Uma investigação sigilosa da Comissão de Valores Mobiliários (CVM) levantou pela primeira vez a suspeita de crimes financeiros envolvendo a gestão do Banco Master. O relatório técnico indica que a instituição teria realizado aportes bilionários em empresas sem capacidade econômica real de retorno, inflando artificialmente seu patrimônio e comprometendo a solidez da instituição.
De acordo com os documentos analisados pelo órgão regulador, o Master investiu cerca de R$ 2,1 bilhões em notas comerciais de dez empresas, entre 2022 e 2025. Muitas delas, segundo a CVM, não apresentavam estrutura ou faturamento compatível com os recursos recebidos. O caso mais emblemático envolve a Clínica Mais Médicos S.A., localizada em Contagem (MG), que registrou receita anual de apenas R$ 54 mil em 2023, mas recebeu aportes de R$ 361 milhões, todos provenientes do próprio Banco Master.
O parecer descreve que a clínica funcionava em uma sede considerada “rudimentar” e incompatível com os investimentos milionários.

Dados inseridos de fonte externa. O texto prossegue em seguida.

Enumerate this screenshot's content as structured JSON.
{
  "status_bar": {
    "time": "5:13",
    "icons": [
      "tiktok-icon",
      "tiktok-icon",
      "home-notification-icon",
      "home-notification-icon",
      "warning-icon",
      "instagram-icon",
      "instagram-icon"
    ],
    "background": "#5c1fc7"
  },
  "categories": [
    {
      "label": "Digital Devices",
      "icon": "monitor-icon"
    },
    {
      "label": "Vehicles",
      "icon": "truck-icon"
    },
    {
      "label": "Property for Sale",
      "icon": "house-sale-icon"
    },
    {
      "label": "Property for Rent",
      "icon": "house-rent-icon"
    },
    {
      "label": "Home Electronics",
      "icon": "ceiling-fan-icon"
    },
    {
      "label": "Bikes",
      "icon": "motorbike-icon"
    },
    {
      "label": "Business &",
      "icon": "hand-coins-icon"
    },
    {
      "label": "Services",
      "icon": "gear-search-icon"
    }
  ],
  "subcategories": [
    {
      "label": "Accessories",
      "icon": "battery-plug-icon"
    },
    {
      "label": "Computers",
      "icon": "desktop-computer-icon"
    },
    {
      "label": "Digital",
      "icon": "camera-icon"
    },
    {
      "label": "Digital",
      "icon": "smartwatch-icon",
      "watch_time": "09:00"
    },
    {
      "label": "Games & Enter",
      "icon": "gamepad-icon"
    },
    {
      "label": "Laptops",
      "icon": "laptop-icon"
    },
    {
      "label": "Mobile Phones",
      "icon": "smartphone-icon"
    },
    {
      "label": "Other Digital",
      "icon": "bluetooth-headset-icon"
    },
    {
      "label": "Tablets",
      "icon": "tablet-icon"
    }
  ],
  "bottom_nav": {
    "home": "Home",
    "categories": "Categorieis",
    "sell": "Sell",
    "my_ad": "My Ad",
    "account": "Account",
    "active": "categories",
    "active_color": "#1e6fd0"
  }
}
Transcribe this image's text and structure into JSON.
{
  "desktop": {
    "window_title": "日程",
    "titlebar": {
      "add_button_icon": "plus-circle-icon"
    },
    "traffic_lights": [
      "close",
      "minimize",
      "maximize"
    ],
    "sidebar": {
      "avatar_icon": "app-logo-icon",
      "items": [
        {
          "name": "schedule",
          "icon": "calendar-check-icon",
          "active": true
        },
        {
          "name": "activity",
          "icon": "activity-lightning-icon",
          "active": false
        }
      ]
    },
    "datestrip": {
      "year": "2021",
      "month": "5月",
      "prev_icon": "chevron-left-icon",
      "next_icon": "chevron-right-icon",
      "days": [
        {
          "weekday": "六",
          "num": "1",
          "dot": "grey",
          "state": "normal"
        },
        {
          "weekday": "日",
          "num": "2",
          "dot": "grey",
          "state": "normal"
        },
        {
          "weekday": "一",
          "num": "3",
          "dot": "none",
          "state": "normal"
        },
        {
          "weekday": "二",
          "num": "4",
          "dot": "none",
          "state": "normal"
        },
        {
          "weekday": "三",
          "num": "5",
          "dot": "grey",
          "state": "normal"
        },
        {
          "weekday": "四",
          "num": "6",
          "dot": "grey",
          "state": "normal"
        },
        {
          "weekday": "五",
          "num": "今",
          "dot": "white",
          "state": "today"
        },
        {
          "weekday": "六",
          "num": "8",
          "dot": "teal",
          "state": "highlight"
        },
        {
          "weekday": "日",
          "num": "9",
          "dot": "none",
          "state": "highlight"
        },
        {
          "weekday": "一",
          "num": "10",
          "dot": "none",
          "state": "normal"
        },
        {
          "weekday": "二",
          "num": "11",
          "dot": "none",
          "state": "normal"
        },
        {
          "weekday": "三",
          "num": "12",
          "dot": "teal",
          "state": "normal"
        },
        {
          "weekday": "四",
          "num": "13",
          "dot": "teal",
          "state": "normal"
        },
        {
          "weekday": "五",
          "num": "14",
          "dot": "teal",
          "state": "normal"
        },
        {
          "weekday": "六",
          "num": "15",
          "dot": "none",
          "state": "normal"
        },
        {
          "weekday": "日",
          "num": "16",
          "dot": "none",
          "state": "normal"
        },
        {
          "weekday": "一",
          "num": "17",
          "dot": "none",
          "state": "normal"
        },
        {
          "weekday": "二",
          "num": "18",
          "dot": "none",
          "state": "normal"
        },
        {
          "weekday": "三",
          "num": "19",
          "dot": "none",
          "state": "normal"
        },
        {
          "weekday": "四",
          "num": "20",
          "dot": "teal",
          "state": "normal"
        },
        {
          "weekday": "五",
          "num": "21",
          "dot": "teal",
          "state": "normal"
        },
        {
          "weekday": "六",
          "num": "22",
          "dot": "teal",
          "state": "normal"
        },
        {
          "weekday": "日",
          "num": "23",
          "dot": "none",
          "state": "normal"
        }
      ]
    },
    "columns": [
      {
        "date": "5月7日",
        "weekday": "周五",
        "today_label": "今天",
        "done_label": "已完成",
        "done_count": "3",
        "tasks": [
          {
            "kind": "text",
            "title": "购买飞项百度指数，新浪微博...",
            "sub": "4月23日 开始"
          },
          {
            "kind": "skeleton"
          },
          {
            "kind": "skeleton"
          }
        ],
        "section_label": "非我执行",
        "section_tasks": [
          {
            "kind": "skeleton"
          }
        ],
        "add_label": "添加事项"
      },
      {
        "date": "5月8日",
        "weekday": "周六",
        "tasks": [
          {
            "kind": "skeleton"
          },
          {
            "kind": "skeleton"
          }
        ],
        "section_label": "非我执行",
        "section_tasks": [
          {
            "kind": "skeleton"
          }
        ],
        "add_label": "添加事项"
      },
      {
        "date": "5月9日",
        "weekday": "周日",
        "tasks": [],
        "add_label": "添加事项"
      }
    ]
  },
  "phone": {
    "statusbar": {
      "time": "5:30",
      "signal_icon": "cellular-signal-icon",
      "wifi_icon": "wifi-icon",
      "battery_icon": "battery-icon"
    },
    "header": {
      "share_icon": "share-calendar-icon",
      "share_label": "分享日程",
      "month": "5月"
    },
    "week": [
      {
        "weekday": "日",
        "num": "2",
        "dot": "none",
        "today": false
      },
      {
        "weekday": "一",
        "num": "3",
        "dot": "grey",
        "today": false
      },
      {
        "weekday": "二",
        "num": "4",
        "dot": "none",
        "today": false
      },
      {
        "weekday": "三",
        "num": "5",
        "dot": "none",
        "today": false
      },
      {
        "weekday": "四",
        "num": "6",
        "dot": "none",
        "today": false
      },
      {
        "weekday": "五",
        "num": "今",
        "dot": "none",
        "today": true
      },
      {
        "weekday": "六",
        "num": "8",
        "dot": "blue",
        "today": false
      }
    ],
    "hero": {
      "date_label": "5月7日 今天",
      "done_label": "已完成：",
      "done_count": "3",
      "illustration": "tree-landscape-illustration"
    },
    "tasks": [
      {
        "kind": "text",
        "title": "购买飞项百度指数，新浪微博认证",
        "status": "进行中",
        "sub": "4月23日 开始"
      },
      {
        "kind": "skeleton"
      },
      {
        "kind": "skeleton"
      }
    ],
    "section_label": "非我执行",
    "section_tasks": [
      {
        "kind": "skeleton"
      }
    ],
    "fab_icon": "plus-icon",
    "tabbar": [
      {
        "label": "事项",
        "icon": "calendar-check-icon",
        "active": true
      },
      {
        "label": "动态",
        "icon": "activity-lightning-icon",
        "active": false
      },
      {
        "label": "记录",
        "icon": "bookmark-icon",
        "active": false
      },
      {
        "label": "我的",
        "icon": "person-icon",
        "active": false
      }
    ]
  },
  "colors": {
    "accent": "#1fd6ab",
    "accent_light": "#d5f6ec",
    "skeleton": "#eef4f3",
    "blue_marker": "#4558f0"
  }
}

A sócia formal do negócio, que havia trabalhado como recepcionista e vivia em um imóvel modesto, foi apontada como laranja, segundo os auditores. Para a CVM, a operação expõe indícios de fraude, uma vez que não havia condições econômicas para justificar tais valores.
A auditoria descobriu ainda que parte desses investimentos pode ter sido direcionada a empresas ligadas à irmã de Daniel Vorcaro, dono do Master, o que aumenta as suspeitas de conflito de interesse. O relatório alerta que a prática teria resultado em um patrimônio artificialmente inflado, elevando o capital da instituição de R$ 2,3 bilhões em 2023 para R$ 4,7 bilhões em 2024.
A CVM concluiu que as operações investigadas podem caracterizar crime de gestão fraudulenta de instituição financeira, conforme o artigo 4º da Lei 7.492/86, que prevê pena de três a doze anos de prisão. A Procuradoria Federal Especializada junto à autarquia também corroborou a suspeita, afirmando que existem indícios suficientes de condutas tipificadas como crime.
A investigação ganhou ainda mais relevância porque ocorre no momento em que o Banco Central avalia a proposta do Banco de Brasília (BRB) de adquirir 58% do Master em uma operação estimada em R$ 2 bilhões. A transação enfrenta questionamentos do Ministério Público do Distrito Federal e resistência dentro do próprio governo federal. O ministro da Fazenda, Fernando Haddad, já demonstrou reservas quanto ao negócio, e há divisão entre diretores do BC sobre os riscos envolvidos.
Em resposta, o Banco Master afirmou que os aportes já foram “integralmente quitados” e que não há qualquer exposição atual relacionada a essas operações. A Clínica Mais Médicos S.A. também declarou que não possui pendências financeiras. Já a Laqus Depositária, responsável pelo registro dos títulos, disse que cumpriu todas as exigências legais e que não é responsável pelas emissões, apenas pelo depósito dos papéis.
Apesar das defesas, o relatório da CVM foi encaminhado ao Banco Central e a outros órgãos de controle, que agora devem aprofundar as investigações. O caso adiciona novos elementos ao já conturbado processo de negociação da venda do Master e lança dúvidas sobre a real solidez da instituição, que pode ter se apoiado em aportes artificiais para sustentar sua imagem no mercado.